Several studies have shown rifaximin resistance in the fecal flora of individuals who received rifaximin at a dose of 600–1200 mg/day for 3–5 days [Dupont and Jiang, 2004; De Leo et al. 1986; Eftimiadi et al. 1984]. No significant increases in the numbers of rifaximin-resistant coliforms were found in the immediate or 2-day posttreatment samples [Dupont and Jiang, 2004], however, and the resistance rates decreased to less than 20% of the fecal flora 1–2 weeks after the end of rifaximin treatment [De Leo et al. 1986]. Jiang and Dupont reported that the development of resistance to rifaximin is primarily due to a chromosomal one-step alteration in the drug target, DNA-dependent RNA polymerase, which differs from the plasmid-mediated resistance commonly acquired by bacteria against aminoglycoside antibiotics.
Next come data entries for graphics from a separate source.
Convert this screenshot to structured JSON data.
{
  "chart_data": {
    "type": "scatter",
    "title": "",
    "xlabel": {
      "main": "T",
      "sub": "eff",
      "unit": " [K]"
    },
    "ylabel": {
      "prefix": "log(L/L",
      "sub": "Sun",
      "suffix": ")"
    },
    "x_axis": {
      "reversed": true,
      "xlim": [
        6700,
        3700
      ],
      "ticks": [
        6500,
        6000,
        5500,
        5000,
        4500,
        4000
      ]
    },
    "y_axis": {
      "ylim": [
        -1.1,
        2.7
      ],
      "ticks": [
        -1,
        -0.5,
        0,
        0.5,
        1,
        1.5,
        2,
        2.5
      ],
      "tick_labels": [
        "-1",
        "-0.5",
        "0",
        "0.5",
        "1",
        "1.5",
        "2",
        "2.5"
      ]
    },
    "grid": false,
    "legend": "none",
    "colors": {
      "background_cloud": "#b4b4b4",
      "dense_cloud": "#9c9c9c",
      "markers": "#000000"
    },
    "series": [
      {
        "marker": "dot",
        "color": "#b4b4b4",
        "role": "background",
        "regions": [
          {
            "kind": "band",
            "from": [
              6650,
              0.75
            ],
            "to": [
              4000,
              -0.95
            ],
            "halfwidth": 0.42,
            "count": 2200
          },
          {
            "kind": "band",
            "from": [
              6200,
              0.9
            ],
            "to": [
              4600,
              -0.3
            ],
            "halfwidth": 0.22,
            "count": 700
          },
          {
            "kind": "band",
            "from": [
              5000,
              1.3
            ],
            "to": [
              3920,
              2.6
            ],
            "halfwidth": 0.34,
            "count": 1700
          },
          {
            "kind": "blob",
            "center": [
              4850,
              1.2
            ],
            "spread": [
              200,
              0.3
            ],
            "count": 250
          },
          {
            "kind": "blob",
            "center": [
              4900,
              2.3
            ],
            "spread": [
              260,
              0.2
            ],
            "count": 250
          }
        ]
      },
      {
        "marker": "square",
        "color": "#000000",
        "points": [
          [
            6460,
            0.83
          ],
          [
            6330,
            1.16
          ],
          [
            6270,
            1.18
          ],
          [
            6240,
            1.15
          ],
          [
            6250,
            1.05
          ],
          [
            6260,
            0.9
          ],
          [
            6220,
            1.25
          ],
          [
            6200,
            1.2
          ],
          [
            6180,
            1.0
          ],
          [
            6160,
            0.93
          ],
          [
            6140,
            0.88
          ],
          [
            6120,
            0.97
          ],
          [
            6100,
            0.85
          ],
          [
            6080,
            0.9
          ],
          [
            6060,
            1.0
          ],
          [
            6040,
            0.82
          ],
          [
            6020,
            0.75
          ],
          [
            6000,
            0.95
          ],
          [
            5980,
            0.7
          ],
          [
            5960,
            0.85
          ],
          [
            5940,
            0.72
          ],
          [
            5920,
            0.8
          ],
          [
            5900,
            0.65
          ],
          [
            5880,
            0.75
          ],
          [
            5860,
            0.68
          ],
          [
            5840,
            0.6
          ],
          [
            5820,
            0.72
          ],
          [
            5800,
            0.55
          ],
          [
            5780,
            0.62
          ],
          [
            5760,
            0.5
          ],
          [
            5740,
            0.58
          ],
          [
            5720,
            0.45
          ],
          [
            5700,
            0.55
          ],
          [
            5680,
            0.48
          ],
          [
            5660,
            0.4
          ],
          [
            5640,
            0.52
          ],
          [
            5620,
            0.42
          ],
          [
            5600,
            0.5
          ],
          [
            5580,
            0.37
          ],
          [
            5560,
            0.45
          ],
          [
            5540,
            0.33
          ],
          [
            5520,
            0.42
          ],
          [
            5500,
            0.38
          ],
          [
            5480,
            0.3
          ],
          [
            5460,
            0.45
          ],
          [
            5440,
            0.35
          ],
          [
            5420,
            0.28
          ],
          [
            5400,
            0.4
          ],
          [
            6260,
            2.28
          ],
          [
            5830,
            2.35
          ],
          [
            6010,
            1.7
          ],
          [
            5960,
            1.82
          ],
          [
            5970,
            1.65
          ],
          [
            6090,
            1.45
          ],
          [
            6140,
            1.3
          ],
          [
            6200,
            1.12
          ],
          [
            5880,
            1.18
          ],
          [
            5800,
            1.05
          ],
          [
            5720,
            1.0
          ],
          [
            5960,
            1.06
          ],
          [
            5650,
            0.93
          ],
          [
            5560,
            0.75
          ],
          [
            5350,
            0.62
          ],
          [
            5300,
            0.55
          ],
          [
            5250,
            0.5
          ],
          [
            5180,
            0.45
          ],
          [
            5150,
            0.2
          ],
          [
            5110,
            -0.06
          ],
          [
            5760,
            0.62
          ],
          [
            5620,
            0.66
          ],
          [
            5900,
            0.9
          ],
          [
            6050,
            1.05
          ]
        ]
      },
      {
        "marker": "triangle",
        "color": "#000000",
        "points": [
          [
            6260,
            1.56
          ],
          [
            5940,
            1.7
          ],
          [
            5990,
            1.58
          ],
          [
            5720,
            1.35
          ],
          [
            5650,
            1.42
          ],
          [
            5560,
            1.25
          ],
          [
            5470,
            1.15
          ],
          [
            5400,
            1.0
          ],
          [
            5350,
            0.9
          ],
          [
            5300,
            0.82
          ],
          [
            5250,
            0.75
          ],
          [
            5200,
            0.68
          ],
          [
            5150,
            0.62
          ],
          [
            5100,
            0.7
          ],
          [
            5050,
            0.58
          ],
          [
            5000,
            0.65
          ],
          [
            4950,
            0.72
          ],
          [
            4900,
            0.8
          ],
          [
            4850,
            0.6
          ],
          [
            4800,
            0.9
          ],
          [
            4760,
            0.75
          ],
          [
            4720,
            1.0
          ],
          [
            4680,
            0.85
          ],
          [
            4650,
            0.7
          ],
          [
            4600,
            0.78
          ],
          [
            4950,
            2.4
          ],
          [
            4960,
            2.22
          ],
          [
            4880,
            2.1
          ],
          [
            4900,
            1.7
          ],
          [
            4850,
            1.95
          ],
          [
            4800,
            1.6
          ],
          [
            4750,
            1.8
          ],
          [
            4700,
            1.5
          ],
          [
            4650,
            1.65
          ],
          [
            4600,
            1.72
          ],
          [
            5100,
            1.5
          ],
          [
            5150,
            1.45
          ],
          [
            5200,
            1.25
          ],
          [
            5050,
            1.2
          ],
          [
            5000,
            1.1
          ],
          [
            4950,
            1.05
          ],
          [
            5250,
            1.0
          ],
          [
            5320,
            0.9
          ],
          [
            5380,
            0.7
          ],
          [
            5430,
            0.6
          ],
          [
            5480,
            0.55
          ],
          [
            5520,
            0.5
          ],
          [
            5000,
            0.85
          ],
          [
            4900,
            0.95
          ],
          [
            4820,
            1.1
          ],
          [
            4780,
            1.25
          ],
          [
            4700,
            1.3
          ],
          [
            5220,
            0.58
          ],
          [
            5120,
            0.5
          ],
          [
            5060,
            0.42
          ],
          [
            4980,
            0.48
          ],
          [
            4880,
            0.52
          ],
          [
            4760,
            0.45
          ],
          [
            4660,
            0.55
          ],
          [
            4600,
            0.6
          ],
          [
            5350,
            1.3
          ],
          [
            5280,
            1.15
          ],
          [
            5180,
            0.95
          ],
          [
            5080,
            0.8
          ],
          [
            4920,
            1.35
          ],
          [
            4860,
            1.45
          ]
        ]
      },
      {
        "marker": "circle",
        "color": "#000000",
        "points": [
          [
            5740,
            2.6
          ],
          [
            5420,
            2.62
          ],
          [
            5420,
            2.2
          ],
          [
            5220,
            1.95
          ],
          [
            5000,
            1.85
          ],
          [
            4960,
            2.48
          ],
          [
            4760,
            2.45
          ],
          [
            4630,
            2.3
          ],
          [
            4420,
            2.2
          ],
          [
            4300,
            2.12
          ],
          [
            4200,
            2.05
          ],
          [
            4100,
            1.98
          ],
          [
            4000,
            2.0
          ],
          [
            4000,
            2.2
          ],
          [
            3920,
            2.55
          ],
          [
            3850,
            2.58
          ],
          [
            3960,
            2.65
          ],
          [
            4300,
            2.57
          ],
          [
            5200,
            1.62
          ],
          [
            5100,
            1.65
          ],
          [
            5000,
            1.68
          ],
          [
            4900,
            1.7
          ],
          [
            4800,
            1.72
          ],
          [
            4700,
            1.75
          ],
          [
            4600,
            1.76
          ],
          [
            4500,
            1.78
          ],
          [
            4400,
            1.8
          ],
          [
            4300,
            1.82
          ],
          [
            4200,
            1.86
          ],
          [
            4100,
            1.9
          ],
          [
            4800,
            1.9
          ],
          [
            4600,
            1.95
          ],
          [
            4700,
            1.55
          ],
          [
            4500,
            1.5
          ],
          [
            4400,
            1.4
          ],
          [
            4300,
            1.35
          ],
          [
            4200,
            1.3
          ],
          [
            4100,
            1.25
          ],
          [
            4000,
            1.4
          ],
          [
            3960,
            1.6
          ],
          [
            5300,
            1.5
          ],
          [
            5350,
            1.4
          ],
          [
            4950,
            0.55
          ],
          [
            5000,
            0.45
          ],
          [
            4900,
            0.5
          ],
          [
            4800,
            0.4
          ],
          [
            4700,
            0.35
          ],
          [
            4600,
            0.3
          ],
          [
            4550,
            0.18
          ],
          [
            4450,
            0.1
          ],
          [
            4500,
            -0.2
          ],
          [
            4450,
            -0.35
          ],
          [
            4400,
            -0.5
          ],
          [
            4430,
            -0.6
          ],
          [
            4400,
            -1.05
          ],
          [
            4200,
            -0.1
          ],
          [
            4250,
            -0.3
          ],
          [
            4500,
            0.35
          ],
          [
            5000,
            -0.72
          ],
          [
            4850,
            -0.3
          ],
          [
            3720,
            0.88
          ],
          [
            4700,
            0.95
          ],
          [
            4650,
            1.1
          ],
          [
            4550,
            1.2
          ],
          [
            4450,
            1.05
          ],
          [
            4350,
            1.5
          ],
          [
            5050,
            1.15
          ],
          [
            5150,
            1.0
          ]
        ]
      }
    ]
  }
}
They reported that the resistant strains appeared unstable and unable to persistently colonize the intestinal tract [Jiang and Dupont, 2005]. Nevertheless, only in vitro resistance data are available, and there has been no clinical study that compared the treatment failure rate of rifaximin in patients with susceptible pathogens to that in patients with resistant pathogens. Despite such limitations, the currently available data seem to suggest that bacterial resistance is not a major concern of the short-term rifaximin therapy for the treatment of acute infectious diarrhea, except CDI.

Conclusions

Rifaximin is a nonabsorbable rifamycin derivative that has an excellent safety profile, lacks significant drug interactions, and has a minor effect on colonic flora. This gut-selective antibiotic seems to be a promising option for the treatment of acute infectious diarrhea, including travelers’ diarrhea secondary to noninvasive E. coli, and also appears to be effective in the chemoprophylaxis for travelers’ diarrhea.

Funding

This research received no specific grant from any funding agency in the public, commercial, or not-for-profit sectors.

Conflict of interest statement

The authors declare that there is no conflict of interest in this work.